Mit den nun vorliegenden Detailanalysen werde laut Herrmann deutlich, wie die Verantwortlichen Desinformation systematisch erstellen, international verteilen und sich dabei dynamisch der verändernden politischen Lage anpassen.
Die steigende Gefahr durch Spionage- und Sabotageakte sei aber nicht mehr nur auf den Cyberraum beschränkt. Das belege die Festnahme zweier mutmaßlicher prorussischer Spione und bereitwilliger „Handlanger“ russischer Akteure in Bayreuth. „Sollte sich bewahrheiten, dass hier auch Mordanschläge auf Vertreter deutscher Rüstungsunternehmen geplant wurden, wäre das aber eine völlig neue Stufe der Eskalation“, sagte Herrmann.

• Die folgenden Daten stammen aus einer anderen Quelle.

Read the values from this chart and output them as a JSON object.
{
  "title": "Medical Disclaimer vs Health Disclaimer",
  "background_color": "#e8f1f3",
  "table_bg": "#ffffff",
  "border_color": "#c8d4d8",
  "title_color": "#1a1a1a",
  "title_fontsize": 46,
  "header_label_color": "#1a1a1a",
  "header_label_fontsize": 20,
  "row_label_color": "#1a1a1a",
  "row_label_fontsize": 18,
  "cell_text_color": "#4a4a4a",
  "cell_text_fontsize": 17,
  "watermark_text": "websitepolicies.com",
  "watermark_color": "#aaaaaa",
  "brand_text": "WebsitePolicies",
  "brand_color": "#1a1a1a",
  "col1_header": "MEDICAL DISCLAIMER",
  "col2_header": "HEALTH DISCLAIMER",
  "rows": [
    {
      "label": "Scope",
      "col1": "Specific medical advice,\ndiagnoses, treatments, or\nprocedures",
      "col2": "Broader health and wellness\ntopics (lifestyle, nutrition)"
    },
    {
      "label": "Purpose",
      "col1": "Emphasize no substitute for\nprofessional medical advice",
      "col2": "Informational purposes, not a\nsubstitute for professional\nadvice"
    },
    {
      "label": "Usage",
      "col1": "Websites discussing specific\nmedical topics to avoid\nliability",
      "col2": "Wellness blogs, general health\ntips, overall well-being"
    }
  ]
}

Im April sei den deutschen Sicherheitsbehörden – auch dank Ermittlungen des Verfassungsschutzes in Bayern – bundesweit der erste Schlag gegen die nigerianische Mafia gelungen. Bei deutschlandweit koordinierte Durchsuchungsmaßnahmen konnte die Polizei mehrere hochrangige Vertreter der sogenannten „Black Axe“ festnehmen. Dies ist eine von mehreren sogenannten Confraternities (Bruderschaften), die in ihrer Gesamtheit auch als nigerianische Mafia bezeichnet werden. Diese sei extrem gewaltbereit und befasse sich hauptsächlich mit Betrug, Geldwäsche, Prostitution, Menschen- und Rauschgifthandel.